Sarebbe un palliativo? Probabile. Ma almeno riuscirei a sentire di nuovo quella linfa vitale che scorre dentro di me e che ha rallentato a tal punto da farmi sentire come un corpo che si muove, ma non sa quel che fa. Un corpo che occupa spazio, ma è trasparente. Un corpo che esiste, ma non vive. Un automa. Lavoro, casa. Casa, lavoro. Casini dell’ultimo minuto da risolvere. Di nuovo lavoro, casa. Forse chissà, ritroverei anche l’appetito.

Che vita squallida.
Sono così saggia, e così morta. A che serve essere saggi quando non si riesce a godere delle bellezze e dei piaceri? Non serve a un bel cavolo di niente.

Diceva Freud, quel porco, che tutto ruota attorno al sesso. Come vedi non sono costretta ad andare dall’analista per sapere questi rudimenti di psicologia. Li sanno tutti. Non sono costretta a spendere soldi, basta andare in biblioteca e prendere in prestito un bel libro. Quasi quasi gli dò ragione, sai? Sono tentata. In fondo questa mia frustrazione non è forse dovuta alla mia vita sessuale immaginata ma inesistente? A questo continuo desiderio di provare nuove sensazioni e all’impossibilità di soddisfarle?

Forse dovrei iniziare a usare la tecnologia. Fare come quelle donne che squillano ai cellulari a caso, parlano con la voce maschile e sconosciuta dall’altro capo, si danno un appuntamento al buio e per godere si fanno sbattere da qualcuno che non rivedranno più. Oppure dovrei cercare su internet, in qualche chat o in qualche zona proibita, se un uomo o una donna sono disposti ad assecondare i miei desideri più intimi e profondi. Ho letto su qualche rivista che lo fanno in tanti. Evidentemente qualche utilità dovranno pure averla questi metodi, no?

Sto farneticando. Eppure devo ammettere che sono lucida nella mia follia. Ma la vera domanda è un’altra. Ci ho girato attorno e alla fine ci sono arrivata.

E’ una domanda che mi faccio spesso. Una domanda di cui sei all’oscuro. Così come delle mie fantasie e dei miei desideri.

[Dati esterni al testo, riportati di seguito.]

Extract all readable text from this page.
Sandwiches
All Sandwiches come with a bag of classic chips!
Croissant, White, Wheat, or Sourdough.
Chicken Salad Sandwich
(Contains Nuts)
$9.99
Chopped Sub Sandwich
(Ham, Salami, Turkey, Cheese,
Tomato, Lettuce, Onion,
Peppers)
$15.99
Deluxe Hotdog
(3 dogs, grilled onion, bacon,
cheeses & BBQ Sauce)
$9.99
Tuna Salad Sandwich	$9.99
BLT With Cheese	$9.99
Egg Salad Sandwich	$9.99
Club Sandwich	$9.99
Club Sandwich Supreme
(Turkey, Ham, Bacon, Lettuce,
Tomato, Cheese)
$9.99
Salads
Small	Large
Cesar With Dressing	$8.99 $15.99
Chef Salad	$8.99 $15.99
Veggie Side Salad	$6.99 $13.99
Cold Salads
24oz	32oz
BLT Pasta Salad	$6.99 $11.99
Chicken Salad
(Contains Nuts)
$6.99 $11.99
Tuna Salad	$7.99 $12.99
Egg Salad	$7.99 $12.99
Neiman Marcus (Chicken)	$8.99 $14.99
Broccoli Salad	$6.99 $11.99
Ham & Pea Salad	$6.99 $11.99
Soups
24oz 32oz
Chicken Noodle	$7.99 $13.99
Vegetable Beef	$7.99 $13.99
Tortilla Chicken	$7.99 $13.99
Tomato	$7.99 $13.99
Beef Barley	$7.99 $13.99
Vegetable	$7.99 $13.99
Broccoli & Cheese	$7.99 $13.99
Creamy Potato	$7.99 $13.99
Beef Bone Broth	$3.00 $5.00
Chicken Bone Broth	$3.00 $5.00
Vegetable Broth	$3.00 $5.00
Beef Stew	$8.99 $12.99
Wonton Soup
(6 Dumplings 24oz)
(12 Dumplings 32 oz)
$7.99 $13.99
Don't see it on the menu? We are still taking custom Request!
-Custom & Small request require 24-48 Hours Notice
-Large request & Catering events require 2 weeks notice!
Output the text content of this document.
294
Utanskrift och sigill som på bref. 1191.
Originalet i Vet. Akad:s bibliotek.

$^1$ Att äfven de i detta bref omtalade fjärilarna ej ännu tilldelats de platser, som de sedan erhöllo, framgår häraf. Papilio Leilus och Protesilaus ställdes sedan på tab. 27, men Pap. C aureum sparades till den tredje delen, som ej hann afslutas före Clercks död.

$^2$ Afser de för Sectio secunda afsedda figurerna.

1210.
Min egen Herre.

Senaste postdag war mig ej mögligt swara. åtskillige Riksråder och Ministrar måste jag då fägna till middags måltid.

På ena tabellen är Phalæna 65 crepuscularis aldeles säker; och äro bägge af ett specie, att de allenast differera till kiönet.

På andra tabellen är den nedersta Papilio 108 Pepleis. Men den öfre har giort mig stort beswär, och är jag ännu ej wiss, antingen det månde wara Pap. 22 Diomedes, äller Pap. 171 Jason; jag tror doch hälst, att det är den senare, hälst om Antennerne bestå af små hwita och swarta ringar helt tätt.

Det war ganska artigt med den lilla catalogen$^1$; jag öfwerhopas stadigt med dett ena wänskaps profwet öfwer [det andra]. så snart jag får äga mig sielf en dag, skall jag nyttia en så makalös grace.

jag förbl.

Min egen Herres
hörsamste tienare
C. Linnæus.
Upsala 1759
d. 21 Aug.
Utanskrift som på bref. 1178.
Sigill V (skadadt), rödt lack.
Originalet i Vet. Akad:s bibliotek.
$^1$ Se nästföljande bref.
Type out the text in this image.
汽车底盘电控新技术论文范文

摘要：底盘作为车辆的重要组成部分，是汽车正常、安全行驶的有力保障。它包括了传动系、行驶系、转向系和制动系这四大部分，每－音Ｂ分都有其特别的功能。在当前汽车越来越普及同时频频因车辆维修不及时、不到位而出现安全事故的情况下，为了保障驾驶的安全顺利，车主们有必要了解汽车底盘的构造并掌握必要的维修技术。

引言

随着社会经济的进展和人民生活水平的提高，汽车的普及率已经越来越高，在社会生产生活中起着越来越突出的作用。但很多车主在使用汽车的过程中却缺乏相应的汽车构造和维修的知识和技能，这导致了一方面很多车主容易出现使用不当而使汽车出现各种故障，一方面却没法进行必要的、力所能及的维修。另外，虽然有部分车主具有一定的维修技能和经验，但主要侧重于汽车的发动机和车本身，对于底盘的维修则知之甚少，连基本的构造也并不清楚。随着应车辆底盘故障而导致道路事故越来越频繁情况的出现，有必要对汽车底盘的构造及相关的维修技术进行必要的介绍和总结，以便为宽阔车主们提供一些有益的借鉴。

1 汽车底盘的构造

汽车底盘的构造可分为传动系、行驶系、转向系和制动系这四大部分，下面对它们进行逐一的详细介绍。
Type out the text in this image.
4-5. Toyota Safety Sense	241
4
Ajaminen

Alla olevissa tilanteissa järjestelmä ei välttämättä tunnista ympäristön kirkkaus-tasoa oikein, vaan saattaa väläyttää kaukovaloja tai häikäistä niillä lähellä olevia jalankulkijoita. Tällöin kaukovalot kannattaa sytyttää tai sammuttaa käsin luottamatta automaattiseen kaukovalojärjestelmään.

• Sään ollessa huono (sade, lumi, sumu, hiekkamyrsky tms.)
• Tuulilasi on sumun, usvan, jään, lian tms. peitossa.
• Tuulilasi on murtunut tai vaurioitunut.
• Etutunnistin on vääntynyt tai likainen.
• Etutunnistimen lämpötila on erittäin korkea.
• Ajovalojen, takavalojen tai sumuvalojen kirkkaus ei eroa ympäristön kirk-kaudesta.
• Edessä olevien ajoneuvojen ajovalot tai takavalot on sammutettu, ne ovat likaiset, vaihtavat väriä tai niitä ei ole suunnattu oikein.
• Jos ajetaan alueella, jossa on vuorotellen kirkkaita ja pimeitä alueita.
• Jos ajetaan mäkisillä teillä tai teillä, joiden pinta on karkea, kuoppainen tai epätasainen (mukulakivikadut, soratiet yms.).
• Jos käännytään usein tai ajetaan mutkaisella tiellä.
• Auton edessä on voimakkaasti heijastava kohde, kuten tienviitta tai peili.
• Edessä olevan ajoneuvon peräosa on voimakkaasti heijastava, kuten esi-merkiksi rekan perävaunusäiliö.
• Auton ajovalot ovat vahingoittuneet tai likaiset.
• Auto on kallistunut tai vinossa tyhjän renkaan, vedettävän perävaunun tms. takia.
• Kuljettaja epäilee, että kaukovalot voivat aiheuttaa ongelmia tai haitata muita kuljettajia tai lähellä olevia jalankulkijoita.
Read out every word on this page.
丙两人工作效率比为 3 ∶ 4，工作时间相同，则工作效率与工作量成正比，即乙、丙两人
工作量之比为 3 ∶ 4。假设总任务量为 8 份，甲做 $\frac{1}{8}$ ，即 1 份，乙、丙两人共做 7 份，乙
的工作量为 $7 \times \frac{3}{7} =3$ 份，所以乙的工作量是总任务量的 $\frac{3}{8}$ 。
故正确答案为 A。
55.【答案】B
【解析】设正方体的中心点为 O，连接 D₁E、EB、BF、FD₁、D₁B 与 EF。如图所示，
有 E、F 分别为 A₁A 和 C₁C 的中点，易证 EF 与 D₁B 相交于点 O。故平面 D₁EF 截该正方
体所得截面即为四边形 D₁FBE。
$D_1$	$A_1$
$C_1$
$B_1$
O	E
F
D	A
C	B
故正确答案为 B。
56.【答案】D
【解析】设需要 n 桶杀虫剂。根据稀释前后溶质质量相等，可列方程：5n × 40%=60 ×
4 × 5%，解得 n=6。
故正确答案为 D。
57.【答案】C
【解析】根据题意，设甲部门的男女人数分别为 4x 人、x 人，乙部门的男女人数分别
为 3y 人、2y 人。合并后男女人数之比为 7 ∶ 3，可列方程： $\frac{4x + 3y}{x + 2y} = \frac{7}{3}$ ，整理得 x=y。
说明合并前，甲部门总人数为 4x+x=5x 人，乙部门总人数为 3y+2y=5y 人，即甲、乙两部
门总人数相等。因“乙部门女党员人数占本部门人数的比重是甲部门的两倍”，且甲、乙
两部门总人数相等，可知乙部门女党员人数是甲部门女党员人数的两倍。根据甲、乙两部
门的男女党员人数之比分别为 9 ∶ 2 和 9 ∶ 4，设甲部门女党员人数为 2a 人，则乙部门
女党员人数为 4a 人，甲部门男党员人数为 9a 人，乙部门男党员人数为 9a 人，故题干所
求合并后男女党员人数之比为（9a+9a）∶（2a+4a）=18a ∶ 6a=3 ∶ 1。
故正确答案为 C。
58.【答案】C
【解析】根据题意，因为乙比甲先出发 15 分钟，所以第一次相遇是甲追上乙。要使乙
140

Mi chiedo spesso che cosa possa succedere se quella parte di me che ora dorme, quella selvatica e animale, dovesse risvegliarsi all’improvviso. Me lo chiedo continuamente. E mi chiedo se l’analista saprebbe dare una risposta a questo quesito. Ma poi mi ricordo che la risposta sta qua, dentro di me, e mi dico: se dovesse risvegliarsi, peggio per te, per me, per noi. Perché davvero non so che cosa potrei combinare se la parte oscura dovesse di nuovo prendere il sopravvento, come un tempo. Se conquista la sua libertà, non sono sicura di riuscire a ottenerne di nuovo il controllo. E dopo, sarebbero guai, guai seri.

Davvero, non c’è proprio nulla che vada bene.
Ma cerco di far andare alla meglio quello che è rimasto.

E mi domando perché invece di farla con te, questa lunga chiaccherata, l’ho fatta con l’analista: era davvero l’ultima persona che avrei voluto vedere.